O mundo, a realidade existente, nasce de uma longa, longa história de amor… do Amor.
Não considerar esta convicção como fundamento de tudo entrega toda a realidade à determinação de anónimas forças que tornam inexplicável o surgimento da consciência de si e da capacidade de decidir livremente. Do nada nada vem, sendo que o que existe só pode nascer no quadro da possibilidade de vir a ser, sem ter de o ser.
E só o amor possibilita a liberdade. Só o amor possibilita que o que é possa realizar-se ou, de todo, possa decidir-se a não existir. Mas é nesse mesmo lugar que do nada o Amor faz nascer nova vida e vida nova.
Quando, em 1970, o bioquímico francês Jacques Monod pretendeu resumir na disjunção ‘acaso ou necessidade’ o que estava em causa, quando nos dispomos a interpretar o mundo, o seu olhar fez-nos tomar como insofismável esta conclusão. Mas a redução não está na disjuntiva que ele nos ofereceu. Esta disjuntiva ainda não atingiu o cerne do olhar alternativo sobre a realidade.
No Natal, no mistério do Natal, percebemos que a alternativa não está entre os anónimos, e «a-subjetivos», ‘acaso’ ou ‘necessidade’, forças impessoais e sem vontade ou ‘rosto’. Como poderia possibilitar-se o surgimento da liberdade se a natureza do que é não passasse de um dos dois fundamentos aqui apresentados em alternativa?
Mas essa não é, de facto, a raiz do que existe. A alternativa não está aí.
O mal e o bem só se podem iluminar se o Amor for o fundamento do que é. De outro modo, nem o bem existe [tudo não passa de um ‘ter de ser casual ou predeterminado] nem o mal, como possibilidade de não realização pode ser chamado assim. Não passará de um outro rosto do acontecer impessoal e anónimo.
A tentação de, por antecipação e anacronicamente, ‘regressar’ à disjuntiva de Monod é profunda e emergiu, com frequência, na própria tradição cristã. A linha que colocou no centro da Encarnação de Deus a função de reparar o mal que a criatura provocara (designada como Hamartiocentrismo), linha que encontrou em S. Anselmo (ca. 1033-1109) o seu apogeu, padeceu deste mal. A encarnação (o Natal) parecia ter acontecido por ‘necessidade’ (exigência!) de reparação, como se o centro fosse cedido ao mal, ao pecado.

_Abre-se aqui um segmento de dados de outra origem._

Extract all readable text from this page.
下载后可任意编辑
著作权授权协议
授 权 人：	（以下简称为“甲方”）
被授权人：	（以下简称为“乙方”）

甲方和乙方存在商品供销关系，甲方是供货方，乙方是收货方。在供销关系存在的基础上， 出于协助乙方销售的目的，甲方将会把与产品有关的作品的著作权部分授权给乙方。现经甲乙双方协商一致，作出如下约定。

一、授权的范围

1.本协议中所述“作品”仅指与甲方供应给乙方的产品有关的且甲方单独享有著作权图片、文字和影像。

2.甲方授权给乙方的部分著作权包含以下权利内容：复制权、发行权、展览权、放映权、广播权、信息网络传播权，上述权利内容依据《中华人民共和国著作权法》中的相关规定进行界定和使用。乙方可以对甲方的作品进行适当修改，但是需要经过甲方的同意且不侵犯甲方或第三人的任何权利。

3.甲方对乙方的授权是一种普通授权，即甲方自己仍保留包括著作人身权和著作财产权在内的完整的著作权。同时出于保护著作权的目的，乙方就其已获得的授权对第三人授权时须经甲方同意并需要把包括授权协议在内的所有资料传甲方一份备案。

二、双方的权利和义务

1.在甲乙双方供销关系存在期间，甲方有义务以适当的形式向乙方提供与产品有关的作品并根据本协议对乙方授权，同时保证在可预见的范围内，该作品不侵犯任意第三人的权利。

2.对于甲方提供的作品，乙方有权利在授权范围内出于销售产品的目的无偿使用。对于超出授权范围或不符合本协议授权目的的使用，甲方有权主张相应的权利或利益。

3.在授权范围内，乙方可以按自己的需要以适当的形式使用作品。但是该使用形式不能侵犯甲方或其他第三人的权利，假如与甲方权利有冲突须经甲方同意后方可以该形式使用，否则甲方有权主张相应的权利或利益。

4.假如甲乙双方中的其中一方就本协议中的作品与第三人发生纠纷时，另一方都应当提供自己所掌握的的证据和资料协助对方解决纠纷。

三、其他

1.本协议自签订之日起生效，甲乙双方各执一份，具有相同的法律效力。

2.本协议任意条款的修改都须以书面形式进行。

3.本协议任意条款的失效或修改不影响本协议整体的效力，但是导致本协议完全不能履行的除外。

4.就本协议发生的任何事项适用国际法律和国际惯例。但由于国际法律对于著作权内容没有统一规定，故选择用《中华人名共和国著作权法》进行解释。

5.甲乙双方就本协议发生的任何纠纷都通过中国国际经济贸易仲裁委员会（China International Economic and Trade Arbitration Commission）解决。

Tentação somada à primeira tentação.
Outro modo nos interpela o Natal que adotemos. Toda a realidade, nascida do Amor e por isso com a têmpera do próprio amor (livre, aberta ao outro, em dinamismo de autorrealização frangível e em estreita dependência do outro…), é, desde o seu primeiro momento, sinal e marcada pela anterioridade do amor. Deus salva ao criar; Deus cria ao salvar. No criar e no salvar, a anterioridade está no Amor, não no acaso, nem na necessidade. Total anterioridade ao amor. Do que falava, aliás, Paulo ao dizer que ‘onde abundou o pecado superabundou a graça’ (Rom 5,20)? Graça é, aqui, o outro nome para um Amor que se define como pura gratuidade.
Não será o acaso o rosto, a máscara, o disfarce do Amor gratuito que surpreende e tem a imprevisibilidade própria da liberdade?
No Menino do Presépio resume-se toda a história do mundo: na sua fragilidade está descrita a natureza ‘agápica’ (de ‘Amor’) da realidade.